Le rapport insiste ensuite sur le caractère indicatif des grilles de correction, qui laisse aux correcteurs un pouvoir souverain d’appréciation quant à l’argumentation et la solution trouvée dans les copies et quant à l’affectation détaillée des points qui étaient globalisés par réponse dans la grille. Cette marge d’appréciation a cependant pu susciter « des réserves de la part de certains correcteurs, parce qu’elle a pu, dans certains cas, entraîner des écarts importants dans la notation des copies en aveugle par les deux correcteurs, et nécessiter une troisième correction ». Dans ce cadre, le rapport précise qu’« une réflexion est en cours pour tenter de répondre à cette difficulté et pour permettre une plus grande harmonisation, tout en respectant l’appréciation souveraine des correcteurs et le caractère indicatif des corrections proposées ».
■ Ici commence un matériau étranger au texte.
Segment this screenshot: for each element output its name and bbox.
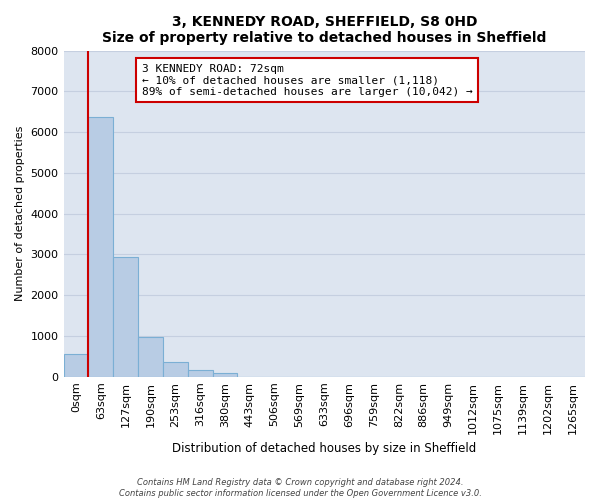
Text: 3 KENNEDY ROAD: 72sqm
← 10% of detached houses are smaller (1,118)
89% of semi-d: 3 KENNEDY ROAD: 72sqm ← 10% of detached … <box>142 64 473 97</box>
Bar <box>64 354 88 377</box>
Bar <box>188 370 212 377</box>
Bar <box>163 362 188 377</box>
Title: 3, KENNEDY ROAD, SHEFFIELD, S8 0HD
Size of property relative to detached houses : 3, KENNEDY ROAD, SHEFFIELD, S8 0HD Size … <box>102 15 547 45</box>
X-axis label: Distribution of detached houses by size in Sheffield: Distribution of detached houses by size … <box>172 442 476 455</box>
Y-axis label: Number of detached properties: Number of detached properties <box>15 126 25 302</box>
Bar <box>113 258 138 377</box>
Bar <box>138 337 163 377</box>
Text: Contains HM Land Registry data © Crown copyright and database right 2024.
Contai: Contains HM Land Registry data © Crown c… <box>119 478 481 498</box>
Bar <box>88 116 113 377</box>
Bar <box>212 374 238 377</box>
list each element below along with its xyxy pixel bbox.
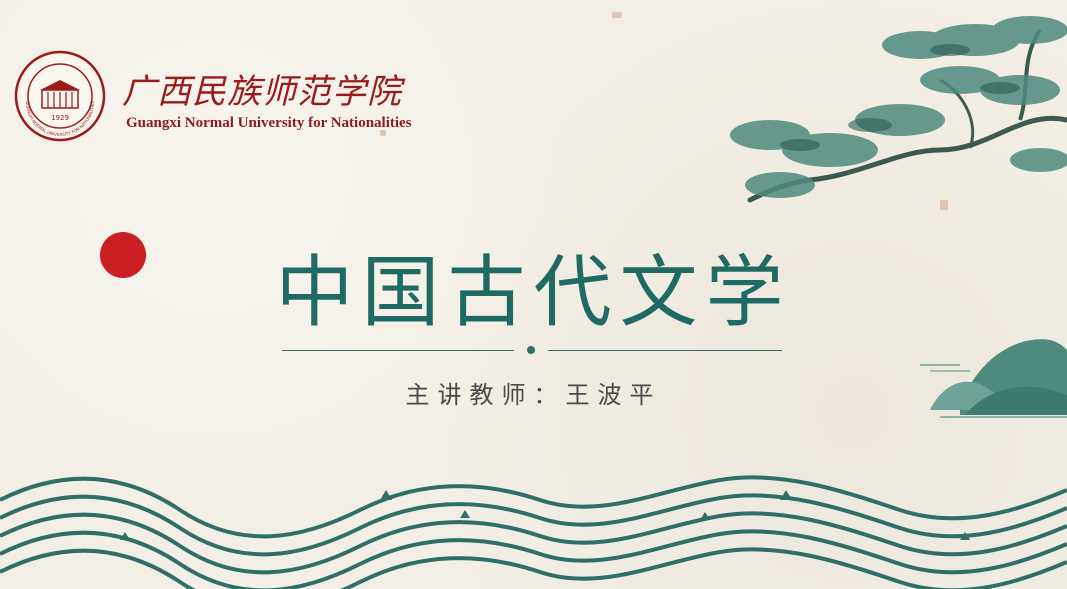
lecturer-line: 主讲教师：王波平: [405, 381, 662, 409]
paper-fleck: [612, 12, 622, 18]
paper-fleck: [380, 130, 386, 136]
university-name-cn: 广西民族师范学院: [122, 72, 402, 112]
university-seal-logo: 1929 GUANGXI NORMAL UNIVERSITY FOR NATIO…: [14, 50, 106, 142]
divider-right: [548, 350, 782, 351]
hill-illustration: [920, 339, 1067, 418]
red-sun-dot: [100, 232, 146, 278]
pine-tree-illustration: [730, 16, 1067, 203]
paper-fleck: [940, 200, 948, 210]
wave-pattern-illustration: [0, 475, 1067, 589]
seal-year: 1929: [51, 114, 69, 122]
divider-left: [282, 350, 514, 351]
university-name-en: Guangxi Normal University for Nationalit…: [126, 115, 412, 131]
divider-dot: [527, 346, 535, 354]
slide-title: 中国古代文学: [275, 248, 792, 338]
Définition des documents utilisables

La Commission indique par ailleurs avoir entamé une réflexion relative à la définition des documents utilisables par les étudiants lors des épreuves, dont on sait qu’elle a notamment abouti depuis à quelques modifications des recommandations en la matière pour la session de 2018. Les photocopies des circulaires et de la jurisprudence sont en effet désormais expressément interdites, alors que les documents pourront être surlignés ou soulignés, y compris sur la tranche, et que les onglets, marque-pages ou signets non annotés sont autorisés (Dalloz actualité, 22 déc. 2017, obs. L. Dargent ).

Harmonisation des modes de présentation des sujets

« Les correcteurs [regrettant] la diversité des modes de présentation des sujets dans les différentes épreuves de cas pratiques (certains se présentant en un seul “bloc”, d’autres énonçant des questions précises, ouvertes ou fermées)[,] la commission entamera une réflexion à cet égard », alors qu’elle précise, dans le même temps, que « le SIEC a remis des modèles de mise en forme des sujets que la Commission utilisera pour la session 2018 ».
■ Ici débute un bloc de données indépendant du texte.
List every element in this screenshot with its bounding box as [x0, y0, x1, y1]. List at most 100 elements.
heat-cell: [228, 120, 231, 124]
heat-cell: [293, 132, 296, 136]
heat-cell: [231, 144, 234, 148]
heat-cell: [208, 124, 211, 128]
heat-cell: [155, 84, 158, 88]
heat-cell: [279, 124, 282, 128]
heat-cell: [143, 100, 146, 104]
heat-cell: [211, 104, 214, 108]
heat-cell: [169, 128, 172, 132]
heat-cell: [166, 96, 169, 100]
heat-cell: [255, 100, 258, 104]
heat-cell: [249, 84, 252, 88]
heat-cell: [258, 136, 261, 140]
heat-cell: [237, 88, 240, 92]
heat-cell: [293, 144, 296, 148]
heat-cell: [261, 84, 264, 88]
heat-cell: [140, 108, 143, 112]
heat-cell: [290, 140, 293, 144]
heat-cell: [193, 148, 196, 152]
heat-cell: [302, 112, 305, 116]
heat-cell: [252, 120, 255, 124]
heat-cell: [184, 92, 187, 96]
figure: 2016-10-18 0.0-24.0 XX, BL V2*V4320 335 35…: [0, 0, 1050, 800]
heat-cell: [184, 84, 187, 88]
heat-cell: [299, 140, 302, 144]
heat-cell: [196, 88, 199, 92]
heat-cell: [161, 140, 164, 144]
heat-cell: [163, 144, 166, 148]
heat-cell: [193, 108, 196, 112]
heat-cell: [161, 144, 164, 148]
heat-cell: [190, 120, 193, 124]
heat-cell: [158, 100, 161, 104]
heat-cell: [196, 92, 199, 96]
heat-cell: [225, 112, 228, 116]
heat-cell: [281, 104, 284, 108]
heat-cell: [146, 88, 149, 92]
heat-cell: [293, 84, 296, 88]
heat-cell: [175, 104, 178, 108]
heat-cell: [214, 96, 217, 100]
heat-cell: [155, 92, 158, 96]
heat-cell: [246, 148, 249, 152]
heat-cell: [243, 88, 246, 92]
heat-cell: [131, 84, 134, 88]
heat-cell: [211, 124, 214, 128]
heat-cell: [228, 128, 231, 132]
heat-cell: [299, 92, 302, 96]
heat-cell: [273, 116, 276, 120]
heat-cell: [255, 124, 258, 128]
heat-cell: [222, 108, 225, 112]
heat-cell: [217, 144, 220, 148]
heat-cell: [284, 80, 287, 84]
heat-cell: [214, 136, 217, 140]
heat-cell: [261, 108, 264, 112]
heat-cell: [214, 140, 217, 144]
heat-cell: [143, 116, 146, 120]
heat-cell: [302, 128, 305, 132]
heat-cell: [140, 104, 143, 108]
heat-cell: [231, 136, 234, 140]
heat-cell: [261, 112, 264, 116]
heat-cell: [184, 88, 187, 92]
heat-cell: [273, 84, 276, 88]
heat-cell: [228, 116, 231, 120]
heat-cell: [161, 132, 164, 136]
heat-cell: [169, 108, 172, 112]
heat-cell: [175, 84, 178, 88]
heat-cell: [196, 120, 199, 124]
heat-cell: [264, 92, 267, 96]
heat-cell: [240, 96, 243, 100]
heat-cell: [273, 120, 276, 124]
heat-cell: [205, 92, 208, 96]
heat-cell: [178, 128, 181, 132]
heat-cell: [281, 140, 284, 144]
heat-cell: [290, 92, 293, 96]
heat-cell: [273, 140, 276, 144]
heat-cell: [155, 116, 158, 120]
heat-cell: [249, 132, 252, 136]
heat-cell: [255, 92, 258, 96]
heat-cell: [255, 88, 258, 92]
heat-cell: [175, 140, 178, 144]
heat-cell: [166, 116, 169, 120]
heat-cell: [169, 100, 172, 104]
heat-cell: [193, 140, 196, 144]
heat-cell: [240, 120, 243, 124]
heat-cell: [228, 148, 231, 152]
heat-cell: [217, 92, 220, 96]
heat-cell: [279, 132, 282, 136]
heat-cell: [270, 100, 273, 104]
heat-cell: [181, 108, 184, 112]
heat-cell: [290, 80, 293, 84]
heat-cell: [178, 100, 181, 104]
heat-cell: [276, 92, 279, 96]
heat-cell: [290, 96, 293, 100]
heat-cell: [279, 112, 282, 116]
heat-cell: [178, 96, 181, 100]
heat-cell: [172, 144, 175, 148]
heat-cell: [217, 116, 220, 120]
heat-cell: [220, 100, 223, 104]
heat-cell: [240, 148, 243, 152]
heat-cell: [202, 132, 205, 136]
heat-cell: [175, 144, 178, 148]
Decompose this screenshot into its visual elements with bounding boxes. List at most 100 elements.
Une organisation à mieux préciser

Enfin, sur la base d’un certain nombre de questions transmises par les directeurs d’IEJ, la Commission se fait également l’écho de difficultés pratiques relatives à l’organisation générale de l’examen. Si les réponses « ne relèvent pas [de ses] attributions », elle suggère de les intégrer dans des modifications de l’arrêté du 17 octobre 2016. Ainsi, notamment concernant le choix des matières, s’interroge-t-on encore dans les IEJ quant au « délai [dans lequel il convient de] choisir la langue vivante » (qui reste optionnelle jusqu’en 2020). De même, le principe et les modalités du changement de la matière optionnelle choisie par l’étudiant lors de son inscription font encore difficultés. C’est par ailleurs le cas notamment de l’interprétation de l’interdiction « de se présenter trois fois à l’examen », des conditions d’un éventuel « désistement » de l’examen (délai, modalités) ou bien encore de la notion d’étudiant « défaillant » (non remise de la copie, incident conduisant l’étudiant à quitter l’épreuve avant la fin, etc.), alors qu’en dépend la compensation avec les autres notes.

Une évaluation de la nationalisation de l’examen encore attendue

Le compte rendu d’activité 2017 de la Commission éclaire ainsi utilement l’organisation technique de l’examen. Mais, alors que les différents centres d’examen ont publié la liste des admissibles le 23 octobre 2017, une analyse plus précise des chiffres est encore attendue afin de tirer des conséquences de la nationalisation des épreuves (sur le caractère relatif de cette nationalisation, v. not. L. Dargent, Réforme des conditions d’accès aux CRFPA, préc.).